Et bien moi, c’est pareil, je viens chaque jour pour me demander comment j’aime les œufs. Et quand je l’ai écrit, ce texte, c’était aussi pour ne pas me demander comment un homme à l’hôpital aimerait ses œufs quand il sortirait du coma. Il ne me l’a pas dit.

Quand on parle du cyan, on parle aussi du jaune et puis du Magenta. Certains le nomment fuchsia mais à tort, longtemps mon préféré, un mélange de lumières, le filtre magenta ne laisse passer que le bleu et le rouge, en synthèse soustractive, presque pas une couleur comme le noir et le blanc.

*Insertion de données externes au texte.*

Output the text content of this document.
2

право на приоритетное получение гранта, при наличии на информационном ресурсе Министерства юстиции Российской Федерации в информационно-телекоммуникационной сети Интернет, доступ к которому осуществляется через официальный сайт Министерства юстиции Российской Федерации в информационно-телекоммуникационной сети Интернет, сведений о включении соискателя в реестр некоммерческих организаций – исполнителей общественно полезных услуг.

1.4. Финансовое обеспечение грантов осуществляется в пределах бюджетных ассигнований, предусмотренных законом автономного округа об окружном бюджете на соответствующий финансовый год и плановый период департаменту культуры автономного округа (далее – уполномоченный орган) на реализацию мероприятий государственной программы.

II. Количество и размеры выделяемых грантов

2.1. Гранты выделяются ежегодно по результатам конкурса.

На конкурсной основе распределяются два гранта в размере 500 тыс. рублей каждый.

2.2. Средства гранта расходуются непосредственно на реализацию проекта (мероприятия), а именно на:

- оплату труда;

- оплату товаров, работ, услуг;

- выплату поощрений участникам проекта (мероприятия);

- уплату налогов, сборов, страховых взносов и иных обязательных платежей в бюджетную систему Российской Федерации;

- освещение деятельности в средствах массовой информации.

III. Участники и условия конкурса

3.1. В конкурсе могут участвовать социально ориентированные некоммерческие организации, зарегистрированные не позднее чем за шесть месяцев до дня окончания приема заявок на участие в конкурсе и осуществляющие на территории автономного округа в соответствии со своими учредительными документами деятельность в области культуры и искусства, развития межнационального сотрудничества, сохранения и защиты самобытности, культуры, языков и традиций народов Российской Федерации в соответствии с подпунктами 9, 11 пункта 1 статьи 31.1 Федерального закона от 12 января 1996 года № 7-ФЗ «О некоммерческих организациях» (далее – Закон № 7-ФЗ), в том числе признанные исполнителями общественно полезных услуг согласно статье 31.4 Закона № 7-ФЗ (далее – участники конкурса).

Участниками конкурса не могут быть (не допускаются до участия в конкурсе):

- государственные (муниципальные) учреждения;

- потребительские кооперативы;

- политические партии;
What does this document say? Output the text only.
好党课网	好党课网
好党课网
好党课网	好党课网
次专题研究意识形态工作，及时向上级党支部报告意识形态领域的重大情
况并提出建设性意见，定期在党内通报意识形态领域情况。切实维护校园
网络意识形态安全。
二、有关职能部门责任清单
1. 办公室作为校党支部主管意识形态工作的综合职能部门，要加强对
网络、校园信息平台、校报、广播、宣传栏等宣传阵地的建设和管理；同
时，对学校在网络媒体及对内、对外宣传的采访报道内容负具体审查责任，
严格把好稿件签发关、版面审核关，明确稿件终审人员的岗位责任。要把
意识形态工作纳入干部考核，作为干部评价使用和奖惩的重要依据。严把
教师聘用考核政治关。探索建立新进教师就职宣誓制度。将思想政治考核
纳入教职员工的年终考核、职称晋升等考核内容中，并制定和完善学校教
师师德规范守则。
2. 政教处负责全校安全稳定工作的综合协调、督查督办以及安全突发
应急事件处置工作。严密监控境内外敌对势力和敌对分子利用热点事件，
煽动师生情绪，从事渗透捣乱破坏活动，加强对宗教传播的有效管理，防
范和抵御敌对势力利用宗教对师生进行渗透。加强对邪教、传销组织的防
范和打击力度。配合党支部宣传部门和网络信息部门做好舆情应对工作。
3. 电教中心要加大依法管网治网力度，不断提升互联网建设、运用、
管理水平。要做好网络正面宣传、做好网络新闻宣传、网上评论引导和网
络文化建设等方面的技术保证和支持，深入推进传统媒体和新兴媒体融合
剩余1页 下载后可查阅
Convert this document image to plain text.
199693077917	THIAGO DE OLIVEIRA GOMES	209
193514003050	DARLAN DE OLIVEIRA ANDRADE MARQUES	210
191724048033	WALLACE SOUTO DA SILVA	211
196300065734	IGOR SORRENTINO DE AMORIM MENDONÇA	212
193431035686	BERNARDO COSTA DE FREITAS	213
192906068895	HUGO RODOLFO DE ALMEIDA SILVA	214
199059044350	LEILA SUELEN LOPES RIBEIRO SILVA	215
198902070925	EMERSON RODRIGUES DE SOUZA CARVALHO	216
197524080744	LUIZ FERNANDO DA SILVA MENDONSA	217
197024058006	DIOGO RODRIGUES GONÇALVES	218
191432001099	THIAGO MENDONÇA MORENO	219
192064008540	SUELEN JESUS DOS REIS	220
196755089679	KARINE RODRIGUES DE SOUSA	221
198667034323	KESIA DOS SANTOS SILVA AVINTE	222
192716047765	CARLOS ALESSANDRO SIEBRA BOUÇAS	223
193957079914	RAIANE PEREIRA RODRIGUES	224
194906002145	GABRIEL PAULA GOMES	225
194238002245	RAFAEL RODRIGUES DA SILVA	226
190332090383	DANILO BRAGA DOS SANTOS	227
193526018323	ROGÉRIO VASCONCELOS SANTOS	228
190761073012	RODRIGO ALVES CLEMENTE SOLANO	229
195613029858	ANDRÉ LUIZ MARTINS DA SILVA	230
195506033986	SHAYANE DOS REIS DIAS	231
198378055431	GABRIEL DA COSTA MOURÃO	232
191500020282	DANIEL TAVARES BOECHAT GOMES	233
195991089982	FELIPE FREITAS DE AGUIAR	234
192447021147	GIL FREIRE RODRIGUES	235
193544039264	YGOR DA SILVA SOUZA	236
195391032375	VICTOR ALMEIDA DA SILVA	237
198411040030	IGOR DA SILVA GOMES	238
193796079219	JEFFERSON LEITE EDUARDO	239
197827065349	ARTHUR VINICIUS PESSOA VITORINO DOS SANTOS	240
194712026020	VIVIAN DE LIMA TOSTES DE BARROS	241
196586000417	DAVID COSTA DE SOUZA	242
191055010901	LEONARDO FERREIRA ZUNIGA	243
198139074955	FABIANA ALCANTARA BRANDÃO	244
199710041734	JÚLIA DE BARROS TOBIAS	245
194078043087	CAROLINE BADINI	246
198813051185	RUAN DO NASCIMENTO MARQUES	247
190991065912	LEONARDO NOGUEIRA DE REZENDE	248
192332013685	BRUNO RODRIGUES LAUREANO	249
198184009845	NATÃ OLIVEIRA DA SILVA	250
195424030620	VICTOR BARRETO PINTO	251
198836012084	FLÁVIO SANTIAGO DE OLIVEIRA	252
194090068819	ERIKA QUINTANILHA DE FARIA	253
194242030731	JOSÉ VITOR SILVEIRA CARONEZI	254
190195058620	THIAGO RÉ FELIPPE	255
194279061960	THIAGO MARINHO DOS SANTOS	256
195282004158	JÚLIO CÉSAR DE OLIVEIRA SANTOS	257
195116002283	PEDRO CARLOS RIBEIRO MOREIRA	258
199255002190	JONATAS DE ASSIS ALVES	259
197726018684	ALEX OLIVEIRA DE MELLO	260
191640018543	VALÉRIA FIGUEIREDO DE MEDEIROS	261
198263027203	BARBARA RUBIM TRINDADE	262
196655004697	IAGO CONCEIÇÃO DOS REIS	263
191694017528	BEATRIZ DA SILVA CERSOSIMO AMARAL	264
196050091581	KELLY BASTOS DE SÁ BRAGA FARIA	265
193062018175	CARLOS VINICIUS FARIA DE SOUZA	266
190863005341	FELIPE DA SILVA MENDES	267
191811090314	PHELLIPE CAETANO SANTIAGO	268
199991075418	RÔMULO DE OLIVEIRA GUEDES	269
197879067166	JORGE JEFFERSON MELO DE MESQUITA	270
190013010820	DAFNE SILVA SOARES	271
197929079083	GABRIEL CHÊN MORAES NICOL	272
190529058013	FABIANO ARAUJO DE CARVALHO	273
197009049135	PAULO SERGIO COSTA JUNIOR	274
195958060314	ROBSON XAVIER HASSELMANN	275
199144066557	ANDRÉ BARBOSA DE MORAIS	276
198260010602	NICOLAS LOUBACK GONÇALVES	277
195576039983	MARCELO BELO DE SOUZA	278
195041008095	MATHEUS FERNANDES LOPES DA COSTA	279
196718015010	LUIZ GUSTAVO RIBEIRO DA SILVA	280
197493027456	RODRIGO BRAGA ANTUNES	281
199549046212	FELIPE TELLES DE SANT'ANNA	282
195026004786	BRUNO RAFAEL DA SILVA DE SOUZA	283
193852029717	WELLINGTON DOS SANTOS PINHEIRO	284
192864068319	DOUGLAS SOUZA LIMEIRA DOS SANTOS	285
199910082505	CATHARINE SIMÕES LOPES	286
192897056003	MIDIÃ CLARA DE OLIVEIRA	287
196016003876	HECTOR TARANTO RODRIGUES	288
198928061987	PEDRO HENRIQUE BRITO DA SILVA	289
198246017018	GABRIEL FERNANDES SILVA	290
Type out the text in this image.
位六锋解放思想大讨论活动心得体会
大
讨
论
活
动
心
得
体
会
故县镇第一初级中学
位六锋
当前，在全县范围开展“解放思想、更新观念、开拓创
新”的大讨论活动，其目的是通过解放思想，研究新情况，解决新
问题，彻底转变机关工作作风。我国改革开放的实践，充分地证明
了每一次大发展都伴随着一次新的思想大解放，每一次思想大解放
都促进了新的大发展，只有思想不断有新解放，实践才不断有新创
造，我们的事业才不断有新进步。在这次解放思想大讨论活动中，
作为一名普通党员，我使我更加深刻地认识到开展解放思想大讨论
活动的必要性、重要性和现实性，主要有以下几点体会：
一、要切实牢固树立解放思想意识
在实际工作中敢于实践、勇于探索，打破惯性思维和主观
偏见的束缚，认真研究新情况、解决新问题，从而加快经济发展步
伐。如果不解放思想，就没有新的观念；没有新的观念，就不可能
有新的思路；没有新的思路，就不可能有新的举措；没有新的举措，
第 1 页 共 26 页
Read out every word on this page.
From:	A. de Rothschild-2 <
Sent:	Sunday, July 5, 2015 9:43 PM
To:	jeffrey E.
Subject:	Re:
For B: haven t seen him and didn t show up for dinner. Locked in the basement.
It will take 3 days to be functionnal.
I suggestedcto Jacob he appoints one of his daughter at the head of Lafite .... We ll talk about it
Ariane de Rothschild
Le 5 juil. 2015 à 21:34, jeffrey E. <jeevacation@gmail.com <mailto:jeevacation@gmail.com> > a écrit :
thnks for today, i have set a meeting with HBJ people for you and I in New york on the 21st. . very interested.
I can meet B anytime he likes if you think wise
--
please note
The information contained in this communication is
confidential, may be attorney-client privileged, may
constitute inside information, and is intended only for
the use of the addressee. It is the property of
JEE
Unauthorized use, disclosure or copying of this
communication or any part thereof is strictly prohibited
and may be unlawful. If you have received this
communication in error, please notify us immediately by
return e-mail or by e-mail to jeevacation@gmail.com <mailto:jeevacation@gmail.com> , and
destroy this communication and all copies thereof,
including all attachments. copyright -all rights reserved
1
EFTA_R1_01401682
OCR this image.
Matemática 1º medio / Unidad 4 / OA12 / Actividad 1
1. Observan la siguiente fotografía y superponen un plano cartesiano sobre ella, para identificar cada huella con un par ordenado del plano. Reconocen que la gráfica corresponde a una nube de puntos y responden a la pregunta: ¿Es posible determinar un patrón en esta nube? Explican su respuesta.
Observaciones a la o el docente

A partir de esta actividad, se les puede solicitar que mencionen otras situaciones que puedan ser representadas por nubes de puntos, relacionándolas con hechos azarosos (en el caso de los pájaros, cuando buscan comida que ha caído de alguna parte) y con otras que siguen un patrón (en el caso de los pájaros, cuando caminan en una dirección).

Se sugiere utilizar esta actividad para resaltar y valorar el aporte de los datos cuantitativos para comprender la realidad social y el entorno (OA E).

De Magenta, cette ville d’Italie, le magenta provient de l’aniline, obtenue à partir de l’indigo, et retour à l’Encyclopédie et à l’autre infusion.

Violettes teinture & sirop de, Venel (Page 17:316)
La teinture de violettes n’est autre chose qu’une forte infusion à froid dans l’eau, des pétales de violettes bien mondés, sur - tout de leurs calices. Pour avoir cette teinture constamment bleue, & d’un beau bleu, on doit la preparer dans un vaisseau d’étain ; c’est - là le tour de main, arcane qui est pourtant connu aujourd’hui de tous les bons artistes ; & pour se la procurer aussi saturée qu’il est possible, on applique deux ou trois fois sur de nouvelles fleurs, la liqueur colorée par une premiere infusion.

Il faut insister pour l’infusion violette, repasser plusieurs fois sur de nouvelles fleurs. Moi aussi, déjà passée par là et n’aimerais pas que dead end. Ne pas trop repasser svp.

Alors j’ouvre Histoire de Claude Simon

Puis rouvrant les yeux et le soleil rasait le sommet des branches colorait le faîte du mur d’une lumière tendre rosâtre ou plutôt cuivrée. L’oiseau n’était plus là. En haut les briques étaient d’un rouge orange et plus bas, là où il n’arrivait pas encore, mauve lilas, le faisceau convergent de leurs rangées parallèles s’enfuyant aspiré par la perspective vers un point imaginaire au-delà du mur en face, du lierre toujours dans l’ombre, bleu foncé.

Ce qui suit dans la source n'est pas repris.